A difficulty which may arise in transferring files between workstations and PCs is that there are several conventions used for ending a line and starting a new one. In the DOS transfer commands below you may notice our use of options to replace the sequence CR-LF (carriage return-line feed) with NL (new-line character) and to interpret a [ctrl-z] (ASCII SUB) as the end-of-line character. Additionally you need be careful with the \ (BACKSLASH) character since it has special meaning to Unix. Furthermore, while Unix is case sensitive with its file names, DOS is not; DOS assumes all names are uppercase. For more information, use the man command on your local system.
After you have the text file in the proper form to transfer, there are two basic approaches you can follow. The first is possible if your personal computer and workstation can be connected together, say, by cable or modem. You can then use a terminal emulator program (such as NCSA telnet, kermit, or Versaterm) on your PC and transfer the file with one of the transfer protocols (such as kermit or ftp) contained in the emulator program. The second approach is to use floppy disks (diskettes) to transfer files.

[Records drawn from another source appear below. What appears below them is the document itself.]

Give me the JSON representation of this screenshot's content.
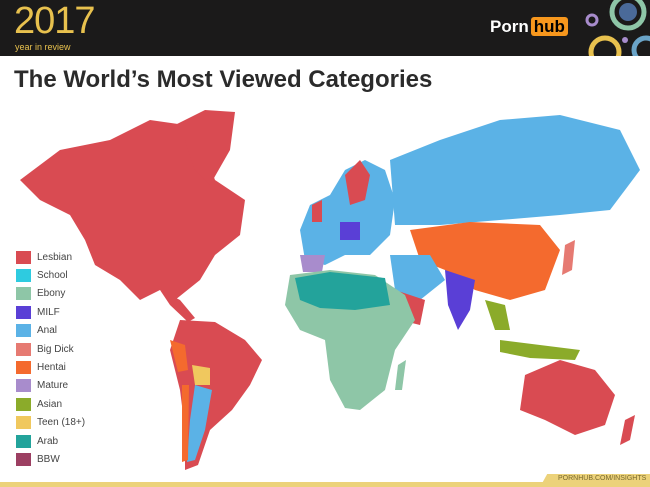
{
  "header": {
    "year": "2017",
    "subtitle": "year in review",
    "logo_text": "Porn",
    "logo_badge": "hub"
  },
  "title": "The World’s Most Viewed Categories",
  "legend": [
    {
      "label": "Lesbian",
      "color": "#d94b52"
    },
    {
      "label": "School",
      "color": "#2ecbe0"
    },
    {
      "label": "Ebony",
      "color": "#8ec6a7"
    },
    {
      "label": "MILF",
      "color": "#5a3fd6"
    },
    {
      "label": "Anal",
      "color": "#5bb2e6"
    },
    {
      "label": "Big Dick",
      "color": "#e67a72"
    },
    {
      "label": "Hentai",
      "color": "#f46a2e"
    },
    {
      "label": "Mature",
      "color": "#a88ccc"
    },
    {
      "label": "Asian",
      "color": "#8bab2a"
    },
    {
      "label": "Teen (18+)",
      "color": "#f0c85e"
    },
    {
      "label": "Arab",
      "color": "#23a39b"
    },
    {
      "label": "BBW",
      "color": "#9c3f62"
    }
  ],
  "footer": {
    "url": "PORNHUB.COM/INSIGHTS"
  }
}
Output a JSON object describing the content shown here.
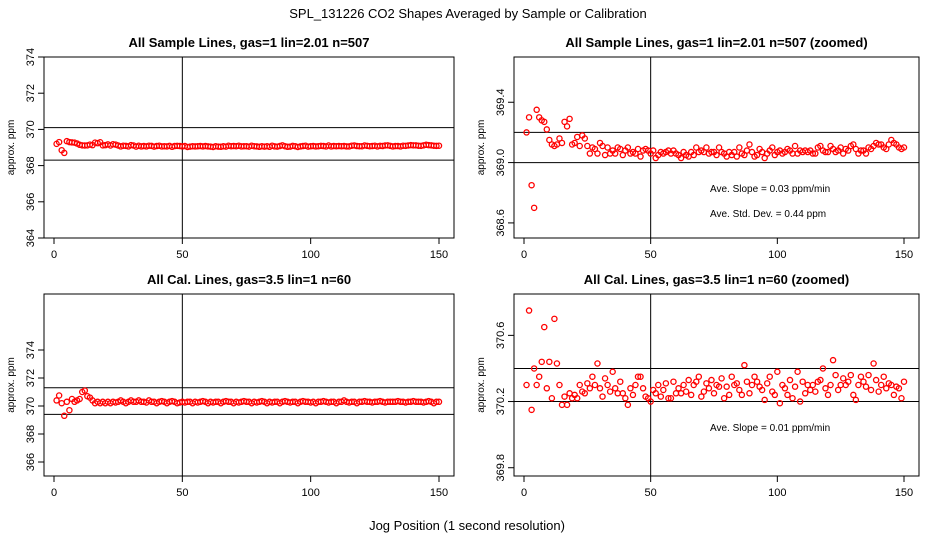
{
  "title": "SPL_131226  CO2 Shapes Averaged by Sample or Calibration",
  "xlabel": "Jog Position (1 second resolution)",
  "colors": {
    "points": "#ff0000",
    "axes": "#000000",
    "background": "#ffffff"
  },
  "chart_data": [
    {
      "type": "scatter",
      "title": "All Sample Lines, gas=1 lin=2.01 n=507",
      "ylabel": "approx. ppm",
      "xlim": [
        0,
        150
      ],
      "ylim": [
        364,
        374
      ],
      "xticks": [
        0,
        50,
        100,
        150
      ],
      "yticks": [
        364,
        366,
        368,
        370,
        372,
        374
      ],
      "hlines": [
        368.3,
        370.1
      ],
      "vline": 50,
      "annotations": [],
      "x": [
        1,
        2,
        3,
        4,
        5,
        6,
        7,
        8,
        9,
        10,
        11,
        12,
        13,
        14,
        15,
        16,
        17,
        18,
        19,
        20,
        21,
        22,
        23,
        24,
        25,
        26,
        27,
        28,
        29,
        30,
        31,
        32,
        33,
        34,
        35,
        36,
        37,
        38,
        39,
        40,
        41,
        42,
        43,
        44,
        45,
        46,
        47,
        48,
        49,
        50,
        51,
        52,
        53,
        54,
        55,
        56,
        57,
        58,
        59,
        60,
        61,
        62,
        63,
        64,
        65,
        66,
        67,
        68,
        69,
        70,
        71,
        72,
        73,
        74,
        75,
        76,
        77,
        78,
        79,
        80,
        81,
        82,
        83,
        84,
        85,
        86,
        87,
        88,
        89,
        90,
        91,
        92,
        93,
        94,
        95,
        96,
        97,
        98,
        99,
        100,
        101,
        102,
        103,
        104,
        105,
        106,
        107,
        108,
        109,
        110,
        111,
        112,
        113,
        114,
        115,
        116,
        117,
        118,
        119,
        120,
        121,
        122,
        123,
        124,
        125,
        126,
        127,
        128,
        129,
        130,
        131,
        132,
        133,
        134,
        135,
        136,
        137,
        138,
        139,
        140,
        141,
        142,
        143,
        144,
        145,
        146,
        147,
        148,
        149,
        150
      ],
      "y": [
        369.2,
        369.3,
        368.85,
        368.7,
        369.35,
        369.3,
        369.28,
        369.27,
        369.22,
        369.15,
        369.12,
        369.11,
        369.12,
        369.16,
        369.13,
        369.27,
        369.24,
        369.29,
        369.12,
        369.13,
        369.17,
        369.11,
        369.18,
        369.16,
        369.11,
        369.06,
        369.1,
        369.09,
        369.06,
        369.13,
        369.11,
        369.05,
        369.1,
        369.06,
        369.08,
        369.06,
        369.1,
        369.09,
        369.05,
        369.08,
        369.1,
        369.06,
        369.07,
        369.06,
        369.09,
        369.04,
        369.08,
        369.09,
        369.08,
        369.06,
        369.08,
        369.03,
        369.05,
        369.07,
        369.06,
        369.07,
        369.08,
        369.06,
        369.08,
        369.06,
        369.05,
        369.03,
        369.07,
        369.05,
        369.04,
        369.07,
        369.05,
        369.1,
        369.07,
        369.08,
        369.07,
        369.1,
        369.06,
        369.07,
        369.07,
        369.05,
        369.1,
        369.07,
        369.06,
        369.04,
        369.07,
        369.05,
        369.07,
        369.04,
        369.1,
        369.06,
        369.05,
        369.08,
        369.12,
        369.07,
        369.04,
        369.05,
        369.09,
        369.07,
        369.03,
        369.06,
        369.08,
        369.1,
        369.05,
        369.07,
        369.08,
        369.06,
        369.07,
        369.09,
        369.08,
        369.06,
        369.11,
        369.06,
        369.08,
        369.07,
        369.08,
        369.07,
        369.08,
        369.06,
        369.06,
        369.1,
        369.11,
        369.08,
        369.07,
        369.07,
        369.11,
        369.09,
        369.07,
        369.08,
        369.1,
        369.06,
        369.09,
        369.08,
        369.11,
        369.12,
        369.09,
        369.06,
        369.08,
        369.08,
        369.06,
        369.1,
        369.09,
        369.11,
        369.13,
        369.12,
        369.12,
        369.1,
        369.09,
        369.12,
        369.15,
        369.13,
        369.12,
        369.1,
        369.09,
        369.1
      ]
    },
    {
      "type": "scatter",
      "title": "All Sample Lines, gas=1 lin=2.01 n=507 (zoomed)",
      "ylabel": "approx. ppm",
      "xlim": [
        0,
        150
      ],
      "ylim": [
        368.5,
        369.7
      ],
      "xticks": [
        0,
        50,
        100,
        150
      ],
      "yticks": [
        368.6,
        369.0,
        369.4
      ],
      "hlines": [
        369.0,
        369.2
      ],
      "vline": 50,
      "annotations": [
        "Ave. Slope =  0.03  ppm/min",
        "Ave. Std. Dev. =  0.44  ppm"
      ],
      "x": [
        1,
        2,
        3,
        4,
        5,
        6,
        7,
        8,
        9,
        10,
        11,
        12,
        13,
        14,
        15,
        16,
        17,
        18,
        19,
        20,
        21,
        22,
        23,
        24,
        25,
        26,
        27,
        28,
        29,
        30,
        31,
        32,
        33,
        34,
        35,
        36,
        37,
        38,
        39,
        40,
        41,
        42,
        43,
        44,
        45,
        46,
        47,
        48,
        49,
        50,
        51,
        52,
        53,
        54,
        55,
        56,
        57,
        58,
        59,
        60,
        61,
        62,
        63,
        64,
        65,
        66,
        67,
        68,
        69,
        70,
        71,
        72,
        73,
        74,
        75,
        76,
        77,
        78,
        79,
        80,
        81,
        82,
        83,
        84,
        85,
        86,
        87,
        88,
        89,
        90,
        91,
        92,
        93,
        94,
        95,
        96,
        97,
        98,
        99,
        100,
        101,
        102,
        103,
        104,
        105,
        106,
        107,
        108,
        109,
        110,
        111,
        112,
        113,
        114,
        115,
        116,
        117,
        118,
        119,
        120,
        121,
        122,
        123,
        124,
        125,
        126,
        127,
        128,
        129,
        130,
        131,
        132,
        133,
        134,
        135,
        136,
        137,
        138,
        139,
        140,
        141,
        142,
        143,
        144,
        145,
        146,
        147,
        148,
        149,
        150
      ],
      "y": [
        369.2,
        369.3,
        368.85,
        368.7,
        369.35,
        369.3,
        369.28,
        369.27,
        369.22,
        369.15,
        369.12,
        369.11,
        369.12,
        369.16,
        369.13,
        369.27,
        369.24,
        369.29,
        369.12,
        369.13,
        369.17,
        369.11,
        369.18,
        369.16,
        369.11,
        369.06,
        369.1,
        369.09,
        369.06,
        369.13,
        369.11,
        369.05,
        369.1,
        369.06,
        369.08,
        369.06,
        369.1,
        369.09,
        369.05,
        369.08,
        369.1,
        369.06,
        369.07,
        369.06,
        369.09,
        369.04,
        369.08,
        369.09,
        369.08,
        369.06,
        369.08,
        369.03,
        369.05,
        369.07,
        369.06,
        369.07,
        369.08,
        369.06,
        369.08,
        369.06,
        369.05,
        369.03,
        369.07,
        369.05,
        369.04,
        369.07,
        369.05,
        369.1,
        369.07,
        369.08,
        369.07,
        369.1,
        369.06,
        369.07,
        369.07,
        369.05,
        369.1,
        369.07,
        369.06,
        369.04,
        369.07,
        369.05,
        369.07,
        369.04,
        369.1,
        369.06,
        369.05,
        369.08,
        369.12,
        369.07,
        369.04,
        369.05,
        369.09,
        369.07,
        369.03,
        369.06,
        369.08,
        369.1,
        369.05,
        369.07,
        369.08,
        369.06,
        369.07,
        369.09,
        369.08,
        369.06,
        369.11,
        369.06,
        369.08,
        369.07,
        369.08,
        369.07,
        369.08,
        369.06,
        369.06,
        369.1,
        369.11,
        369.08,
        369.07,
        369.07,
        369.11,
        369.09,
        369.07,
        369.08,
        369.1,
        369.06,
        369.09,
        369.08,
        369.11,
        369.12,
        369.09,
        369.06,
        369.08,
        369.08,
        369.06,
        369.1,
        369.09,
        369.11,
        369.13,
        369.12,
        369.12,
        369.1,
        369.09,
        369.12,
        369.15,
        369.13,
        369.12,
        369.1,
        369.09,
        369.1
      ]
    },
    {
      "type": "scatter",
      "title": "All Cal. Lines, gas=3.5 lin=1 n=60",
      "ylabel": "approx. ppm",
      "xlim": [
        0,
        150
      ],
      "ylim": [
        365,
        378
      ],
      "xticks": [
        0,
        50,
        100,
        150
      ],
      "yticks": [
        366,
        368,
        370,
        372,
        374
      ],
      "hlines": [
        369.4,
        371.3
      ],
      "vline": 50,
      "annotations": [],
      "x": [
        1,
        2,
        3,
        4,
        5,
        6,
        7,
        8,
        9,
        10,
        11,
        12,
        13,
        14,
        15,
        16,
        17,
        18,
        19,
        20,
        21,
        22,
        23,
        24,
        25,
        26,
        27,
        28,
        29,
        30,
        31,
        32,
        33,
        34,
        35,
        36,
        37,
        38,
        39,
        40,
        41,
        42,
        43,
        44,
        45,
        46,
        47,
        48,
        49,
        50,
        51,
        52,
        53,
        54,
        55,
        56,
        57,
        58,
        59,
        60,
        61,
        62,
        63,
        64,
        65,
        66,
        67,
        68,
        69,
        70,
        71,
        72,
        73,
        74,
        75,
        76,
        77,
        78,
        79,
        80,
        81,
        82,
        83,
        84,
        85,
        86,
        87,
        88,
        89,
        90,
        91,
        92,
        93,
        94,
        95,
        96,
        97,
        98,
        99,
        100,
        101,
        102,
        103,
        104,
        105,
        106,
        107,
        108,
        109,
        110,
        111,
        112,
        113,
        114,
        115,
        116,
        117,
        118,
        119,
        120,
        121,
        122,
        123,
        124,
        125,
        126,
        127,
        128,
        129,
        130,
        131,
        132,
        133,
        134,
        135,
        136,
        137,
        138,
        139,
        140,
        141,
        142,
        143,
        144,
        145,
        146,
        147,
        148,
        149,
        150
      ],
      "y": [
        370.4,
        370.75,
        370.2,
        369.3,
        370.3,
        369.7,
        370.5,
        370.3,
        370.4,
        370.5,
        371.0,
        371.1,
        370.7,
        370.6,
        370.4,
        370.2,
        370.3,
        370.2,
        370.3,
        370.2,
        370.3,
        370.2,
        370.3,
        370.25,
        370.3,
        370.4,
        370.3,
        370.2,
        370.3,
        370.4,
        370.3,
        370.3,
        370.4,
        370.3,
        370.3,
        370.25,
        370.4,
        370.3,
        370.3,
        370.2,
        370.3,
        370.35,
        370.3,
        370.2,
        370.3,
        370.35,
        370.3,
        370.2,
        370.25,
        370.3,
        370.25,
        370.3,
        370.3,
        370.2,
        370.3,
        370.25,
        370.3,
        370.35,
        370.3,
        370.2,
        370.3,
        370.25,
        370.3,
        370.3,
        370.2,
        370.3,
        370.35,
        370.3,
        370.3,
        370.2,
        370.3,
        370.25,
        370.3,
        370.35,
        370.3,
        370.3,
        370.2,
        370.3,
        370.25,
        370.3,
        370.35,
        370.3,
        370.2,
        370.3,
        370.25,
        370.3,
        370.3,
        370.2,
        370.3,
        370.35,
        370.3,
        370.25,
        370.3,
        370.3,
        370.2,
        370.3,
        370.35,
        370.3,
        370.3,
        370.25,
        370.3,
        370.2,
        370.3,
        370.3,
        370.35,
        370.3,
        370.25,
        370.3,
        370.3,
        370.2,
        370.3,
        370.3,
        370.4,
        370.3,
        370.25,
        370.3,
        370.3,
        370.2,
        370.3,
        370.3,
        370.35,
        370.3,
        370.3,
        370.25,
        370.3,
        370.3,
        370.35,
        370.3,
        370.25,
        370.3,
        370.3,
        370.3,
        370.3,
        370.35,
        370.3,
        370.3,
        370.25,
        370.3,
        370.3,
        370.35,
        370.3,
        370.3,
        370.3,
        370.25,
        370.3,
        370.35,
        370.3,
        370.2,
        370.3,
        370.3
      ]
    },
    {
      "type": "scatter",
      "title": "All Cal. Lines, gas=3.5 lin=1 n=60 (zoomed)",
      "ylabel": "approx. ppm",
      "xlim": [
        0,
        150
      ],
      "ylim": [
        369.75,
        370.85
      ],
      "xticks": [
        0,
        50,
        100,
        150
      ],
      "yticks": [
        369.8,
        370.2,
        370.6
      ],
      "hlines": [
        370.2,
        370.4
      ],
      "vline": 50,
      "annotations": [
        "Ave. Slope =  0.01  ppm/min"
      ],
      "x": [
        1,
        2,
        3,
        4,
        5,
        6,
        7,
        8,
        9,
        10,
        11,
        12,
        13,
        14,
        15,
        16,
        17,
        18,
        19,
        20,
        21,
        22,
        23,
        24,
        25,
        26,
        27,
        28,
        29,
        30,
        31,
        32,
        33,
        34,
        35,
        36,
        37,
        38,
        39,
        40,
        41,
        42,
        43,
        44,
        45,
        46,
        47,
        48,
        49,
        50,
        51,
        52,
        53,
        54,
        55,
        56,
        57,
        58,
        59,
        60,
        61,
        62,
        63,
        64,
        65,
        66,
        67,
        68,
        69,
        70,
        71,
        72,
        73,
        74,
        75,
        76,
        77,
        78,
        79,
        80,
        81,
        82,
        83,
        84,
        85,
        86,
        87,
        88,
        89,
        90,
        91,
        92,
        93,
        94,
        95,
        96,
        97,
        98,
        99,
        100,
        101,
        102,
        103,
        104,
        105,
        106,
        107,
        108,
        109,
        110,
        111,
        112,
        113,
        114,
        115,
        116,
        117,
        118,
        119,
        120,
        121,
        122,
        123,
        124,
        125,
        126,
        127,
        128,
        129,
        130,
        131,
        132,
        133,
        134,
        135,
        136,
        137,
        138,
        139,
        140,
        141,
        142,
        143,
        144,
        145,
        146,
        147,
        148,
        149,
        150
      ],
      "y": [
        370.3,
        370.75,
        370.15,
        370.4,
        370.3,
        370.35,
        370.44,
        370.65,
        370.28,
        370.44,
        370.22,
        370.7,
        370.43,
        370.3,
        370.18,
        370.23,
        370.18,
        370.25,
        370.22,
        370.24,
        370.22,
        370.3,
        370.26,
        370.25,
        370.31,
        370.28,
        370.35,
        370.3,
        370.43,
        370.28,
        370.23,
        370.34,
        370.3,
        370.26,
        370.38,
        370.28,
        370.25,
        370.32,
        370.25,
        370.22,
        370.18,
        370.28,
        370.24,
        370.3,
        370.35,
        370.35,
        370.28,
        370.23,
        370.22,
        370.2,
        370.27,
        370.25,
        370.3,
        370.23,
        370.27,
        370.31,
        370.22,
        370.22,
        370.32,
        370.25,
        370.28,
        370.25,
        370.3,
        370.26,
        370.33,
        370.24,
        370.3,
        370.32,
        370.35,
        370.23,
        370.26,
        370.31,
        370.28,
        370.33,
        370.25,
        370.3,
        370.29,
        370.34,
        370.22,
        370.29,
        370.24,
        370.35,
        370.3,
        370.31,
        370.27,
        370.24,
        370.42,
        370.32,
        370.25,
        370.3,
        370.35,
        370.32,
        370.29,
        370.27,
        370.21,
        370.31,
        370.35,
        370.26,
        370.24,
        370.38,
        370.19,
        370.3,
        370.28,
        370.24,
        370.33,
        370.22,
        370.29,
        370.38,
        370.2,
        370.32,
        370.25,
        370.3,
        370.27,
        370.3,
        370.26,
        370.32,
        370.33,
        370.4,
        370.28,
        370.24,
        370.3,
        370.45,
        370.36,
        370.27,
        370.3,
        370.34,
        370.3,
        370.32,
        370.36,
        370.24,
        370.21,
        370.3,
        370.35,
        370.32,
        370.29,
        370.36,
        370.27,
        370.43,
        370.33,
        370.26,
        370.3,
        370.35,
        370.28,
        370.31,
        370.3,
        370.24,
        370.29,
        370.28,
        370.22,
        370.32
      ]
    }
  ]
}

When using floppies for transfer, it is best if your PC runs Unix and you write your disks in tar format. If your PC is a DOS or Mac machine, your Unix workstation must have the appropriate software to read or write floppy formatted for your type of PC. On the IBM workstations the commands dosread and doswrite reads and writes DOS files from floppies. For other workstations there is the Mtools collection of DOS commands. If your Unix cannot emulate DOS read and write commands, you then must read the DOS files from the floppy onto a DOS machine and use a terminal emulator program on the DOS machine with its macros to transfer the files to the workstation.